Once the dataset has been indexed, users will be able to perform Global Beacon Search and find this dataset.

The EDP Python and R clients provide the functionality to work with Global Beacons. Users with Admin permissions for a dataset can check the status of the Global Beacon on the dataset as well as enable or disable Global Beacons.

When working with Global Beacons via API, the output will display the status attribute, which is either indexing, completed, or destroying, as well as the progress_percent attribute which describes the percentage of the task completed. While indexing is still in progress, users won’t be able to perform Global Beacon Search for that dataset.

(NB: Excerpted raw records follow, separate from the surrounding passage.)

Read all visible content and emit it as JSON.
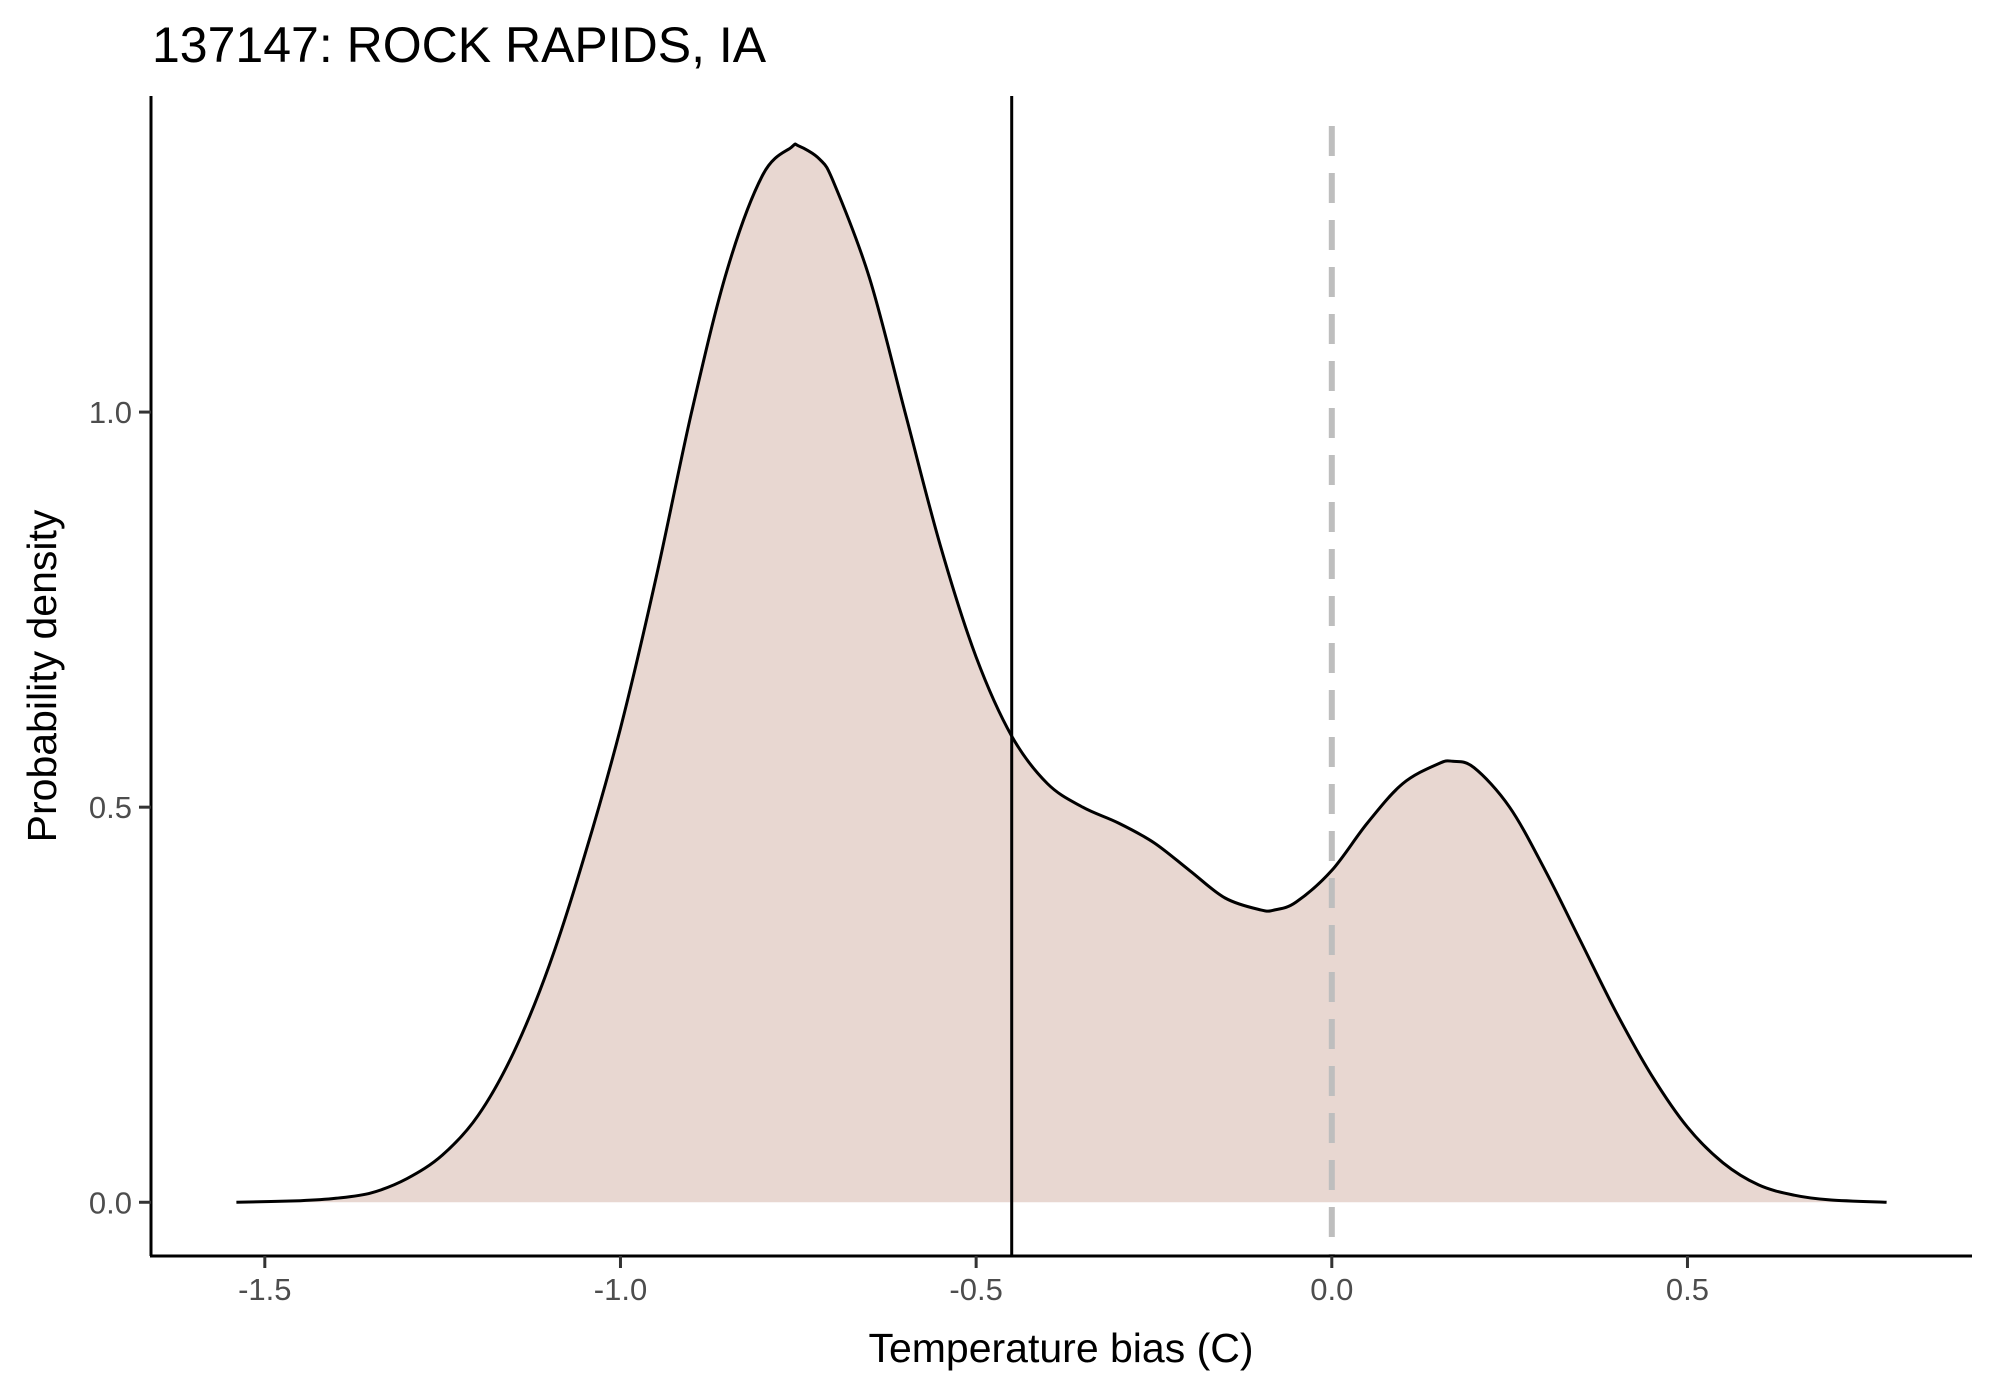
{
  "chart_data": {
    "type": "area",
    "title": "137147: ROCK RAPIDS, IA",
    "xlabel": "Temperature bias (C)",
    "ylabel": "Probability density",
    "xlim": [
      -1.66,
      0.9
    ],
    "ylim": [
      -0.068,
      1.4
    ],
    "grid": false,
    "x_ticks": [
      -1.5,
      -1.0,
      -0.5,
      0.0,
      0.5
    ],
    "x_tick_labels": [
      "-1.5",
      "-1.0",
      "-0.5",
      "0.0",
      "0.5"
    ],
    "y_ticks": [
      0.0,
      0.5,
      1.0
    ],
    "y_tick_labels": [
      "0.0",
      "0.5",
      "1.0"
    ],
    "series": [
      {
        "fill_color": "#e8d7d1",
        "line_color": "#000000",
        "x": [
          -1.54,
          -1.45,
          -1.4,
          -1.35,
          -1.3,
          -1.25,
          -1.2,
          -1.15,
          -1.1,
          -1.05,
          -1.0,
          -0.95,
          -0.9,
          -0.85,
          -0.8,
          -0.76,
          -0.75,
          -0.72,
          -0.7,
          -0.65,
          -0.6,
          -0.55,
          -0.5,
          -0.45,
          -0.4,
          -0.35,
          -0.3,
          -0.25,
          -0.2,
          -0.15,
          -0.1,
          -0.08,
          -0.05,
          0.0,
          0.05,
          0.1,
          0.15,
          0.17,
          0.2,
          0.25,
          0.3,
          0.35,
          0.4,
          0.45,
          0.5,
          0.55,
          0.6,
          0.65,
          0.7,
          0.78
        ],
        "y": [
          0.0,
          0.002,
          0.005,
          0.012,
          0.03,
          0.06,
          0.11,
          0.19,
          0.3,
          0.44,
          0.6,
          0.79,
          1.0,
          1.18,
          1.3,
          1.335,
          1.337,
          1.32,
          1.29,
          1.17,
          1.0,
          0.83,
          0.69,
          0.59,
          0.53,
          0.5,
          0.48,
          0.455,
          0.42,
          0.385,
          0.37,
          0.37,
          0.38,
          0.42,
          0.48,
          0.53,
          0.555,
          0.558,
          0.55,
          0.5,
          0.42,
          0.33,
          0.24,
          0.16,
          0.095,
          0.05,
          0.022,
          0.009,
          0.003,
          0.0
        ]
      }
    ],
    "reference_lines": [
      {
        "x": -0.45,
        "style": "solid",
        "color": "#000000"
      },
      {
        "x": 0.0,
        "style": "dashed",
        "color": "#bebebe"
      }
    ]
  }
}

A dataset is available for Global Beacon Search when the progress_percent is 100 and the status is completed.

library(quartzbio.edp)

# Turn on Global Beacon on the dataset
Object.enable_global_beacon(dataset_id)

# Example Output:
## $id
## [1] 110
## $datastore_id
## [1] 7
## $dataset_id
## [1] 1.658667e+18
## $status
## [1] "indexing"
## $progress_percent
## [1] 0
## $is_deleted
## [1] FALSE

# Getting the status of global beacon on the dataset
Object.get_global_beacon_status(dataset_id)

## $id
## [1] 110
## $datastore_id
## [1] 7
## $dataset_id
## [1] 1.658667e+18
## $status
## [1] "completed"
## $progress_percent
## [1] 100
## $is_deleted
## [1] FALSE

# Disabling Global Beacon on dataset
Object.disable_global_beacon(dataset_id)

# Example Ouput:
## $id
## [1] 110
## $datastore_id
## [1] 7
## $dataset_id
## [1] 1.658667e+18
## $status
## [1] "destroying"
## $progress_percent
## [1] 0
## $is_deleted
## [1] FALSE

Users should note that upsert, overwrite, and delete commits are not yet supported by Global Beacon Search. If an indexed dataset has upsert, overwrite, or delete commits, Global Beacon search results may be inaccurate. To ensure accurate search results, users should copy the dataset (via the UI or API) and enable Global Beacons on the new one instead. For more information about commits, users can refer to the Importing Data documentation.